The confluence lies on flat ground, not far from the east-west road. A cairn lies a short distance from the location where I found the confluence on this day, clearly marking 37 North 103 West with rocks and a small metal object. There were magnificent views in all directions of mesas and buttes. The temperature was about 95 F (35 C) under clear skies and a light hot breeze. I had been to 37 North in California, Missouri, Arizona, Colorado, and over in Tunisia, and to 103 West from North Dakota down to this point. This confluence made my third along the Colorado-New Mexico border that I had visited. This was my first time at this confluence. I hoped I could return but it was doubtful as it was so out of the way. I was glad for the fairly good road from Kenton, as I had considered coming south to this point from Springfield, Colorado. The latter surely would have been on a gravel road much of the way.

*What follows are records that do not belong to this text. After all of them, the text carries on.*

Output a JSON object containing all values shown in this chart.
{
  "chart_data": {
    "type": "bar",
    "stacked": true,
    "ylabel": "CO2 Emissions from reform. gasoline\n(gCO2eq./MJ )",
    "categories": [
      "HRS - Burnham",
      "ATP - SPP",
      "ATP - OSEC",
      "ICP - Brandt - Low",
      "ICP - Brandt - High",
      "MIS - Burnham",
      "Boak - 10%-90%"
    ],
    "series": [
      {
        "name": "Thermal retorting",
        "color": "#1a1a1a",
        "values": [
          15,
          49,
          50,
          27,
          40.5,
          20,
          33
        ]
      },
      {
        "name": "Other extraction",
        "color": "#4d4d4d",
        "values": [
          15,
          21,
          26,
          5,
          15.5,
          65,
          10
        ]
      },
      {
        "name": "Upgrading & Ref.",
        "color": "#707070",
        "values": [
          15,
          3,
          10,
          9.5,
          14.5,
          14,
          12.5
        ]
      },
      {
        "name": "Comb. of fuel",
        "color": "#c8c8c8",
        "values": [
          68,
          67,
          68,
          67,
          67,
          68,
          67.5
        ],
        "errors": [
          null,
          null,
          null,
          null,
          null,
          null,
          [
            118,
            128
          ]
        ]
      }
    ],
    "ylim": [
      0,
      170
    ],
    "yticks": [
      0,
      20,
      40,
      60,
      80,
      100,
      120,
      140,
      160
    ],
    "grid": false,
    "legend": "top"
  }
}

I saw no animals at the confluence, and no people. And fortunately, no snakes. Two trucks had passed me on the gravel road during my approach. It was just before noon local time.
After about 15 minutes, I made my exit. My car had a bit of trouble starting, which alarmed me a bit, as it would be a long time before I could be rescued out here. The engine was probably just very hot. After about 3 minutes driving, I saw a sign on my way back east that made me laugh: Speed Limit 55. That posted speed limit was much too fast for this road, which was only slightly wider than one lane and containing numerous curves. Slowing for numerous cattle guards, I made my way down to Kenton, and resumed my drive east. The buttes and mesas began to disperse and we were on the High Plains--nothing but sagebrush and shortgrass prairie, with ruts from those who passed this way before me on the Santa Fe Trail. This was some of the most remote and fantastic terrain I have traversed! It was a magnificent day.